Europäische anthropologische Sammlungen stehen schon lange in der Kritik. Doch scheint die Diskussion hierzulande kaum über das meist akademische Fachpublikum hinauszugehen. Verhandlungen um menschliche Überreste in Sammlungen machen die weitreichenden gesellschaftspolitischen Dimensionen und Fragen nach sozialer Gerechtigkeit in den Debatten greifbarer.
„Auf die Erwerbung von Schädeln und Skeletten, womöglich auch von Weichteilen (...) bin ich sehr bedacht, und hoffe mit der nötigen Vorsicht zu derartigem Material zu gelangen“, schrieb Rudolf Pöch 1908 aus dem damaligen „Deutsch-Südwestafrika“ an die Akademie der Wissenschaften in Wien. Die Menschen, um deren Überreste es hier auch ging, waren dort gerade in einem Vernichtungskrieg der Truppen des Deutschen Kaiserreiches niedergeschlagen worden. Die Akademie in Wien hatte Pöch für eine zweijährige Reise durchs südliche Afrika großzügig gefördert. Dennoch verblieb das von ihm angeeignete „osteologische Material“ größtenteils in seinem Besitz. Er setzte es als „Lehrsammlung“ an der Universität Wien ein, wo er 1919 zum ersten Professor für Anthropologie und Ethnologie in Österreich berufen wurde. Seit Kurzem ist diese Sammlung am Institut für Anthropologie wegen Provenienzforschung geschlossen. Im Vortrag werden materielle, politische und ethische Ebenen des Handels mit menschlichen Überresten diskutiert, aus dem diese „Sammlungen“ hervorgegangen sind. Welche Konsequenzen hat diese Geschichte für heutige wissenschaftliche Forschung und die Zukunft der Institutionen, die weiterhin von ihr profitieren?

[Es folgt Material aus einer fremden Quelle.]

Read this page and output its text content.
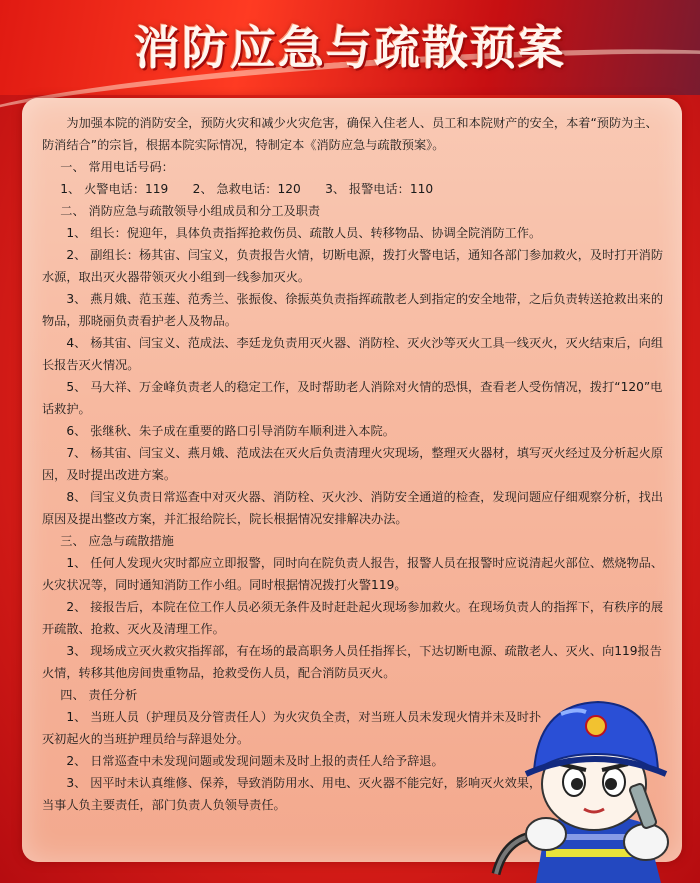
消防应急与疏散预案

为加强本院的消防安全，预防火灾和减少火灾危害，确保入住老人、员工和本院财产的安全，本着“预防为主、防消结合”的宗旨，根据本院实际情况，特制定本《消防应急与疏散预案》。

一、 常用电话号码：

1、 火警电话：119　　2、 急救电话：120　　3、 报警电话：110

二、 消防应急与疏散领导小组成员和分工及职责

1、 组长：倪迎年，具体负责指挥抢救伤员、疏散人员、转移物品、协调全院消防工作。

2、 副组长：杨其宙、闫宝义，负责报告火情，切断电源，拨打火警电话，通知各部门参加救火，及时打开消防水源，取出灭火器带领灭火小组到一线参加灭火。

3、 燕月娥、范玉莲、范秀兰、张振俊、徐振英负责指挥疏散老人到指定的安全地带，之后负责转送抢救出来的物品，那晓丽负责看护老人及物品。

4、 杨其宙、闫宝义、范成法、李廷龙负责用灭火器、消防栓、灭火沙等灭火工具一线灭火，灭火结束后，向组长报告灭火情况。

5、 马大祥、万金峰负责老人的稳定工作，及时帮助老人消除对火情的恐惧，查看老人受伤情况，拨打“120”电话救护。

6、 张继秋、朱子成在重要的路口引导消防车顺利进入本院。

7、 杨其宙、闫宝义、燕月娥、范成法在灭火后负责清理火灾现场，整理灭火器材，填写灭火经过及分析起火原因，及时提出改进方案。

8、 闫宝义负责日常巡查中对灭火器、消防栓、灭火沙、消防安全通道的检查，发现问题应仔细观察分析，找出原因及提出整改方案，并汇报给院长，院长根据情况安排解决办法。

三、 应急与疏散措施

1、 任何人发现火灾时都应立即报警，同时向在院负责人报告，报警人员在报警时应说清起火部位、燃烧物品、火灾状况等，同时通知消防工作小组。同时根据情况拨打火警119。

2、 接报告后，本院在位工作人员必须无条件及时赶赴起火现场参加救火。在现场负责人的指挥下，有秩序的展开疏散、抢救、灭火及清理工作。

3、 现场成立灭火救灾指挥部，有在场的最高职务人员任指挥长，下达切断电源、疏散老人、灭火、向119报告火情，转移其他房间贵重物品，抢救受伤人员，配合消防员灭火。

四、 责任分析

1、 当班人员（护理员及分管责任人）为火灾负全责，对当班人员未发现火情并未及时扑灭初起火的当班护理员给与辞退处分。

2、 日常巡查中未发现问题或发现问题未及时上报的责任人给予辞退。

3、 因平时未认真维修、保养，导致消防用水、用电、灭火器不能完好，影响灭火效果，当事人负主要责任，部门负责人负领导责任。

Sophie Schasiepen hat ihr Studium an der Akademie der bildenden Künste Wien 2013 abgeschlossen. Sie war Mitarbeiterin im künstlerischen Forschungsprojekt „Utopian Pulse – Flares in the Darkroom“ (FWF AR 183-G21). 2015/2016 forschte sie als Marietta-Blau-Stipendiatin in Südafrika zur Repatriierung von Klaas und Trooi Pienaar. Derzeit ist sie IFK_Junior Fellow.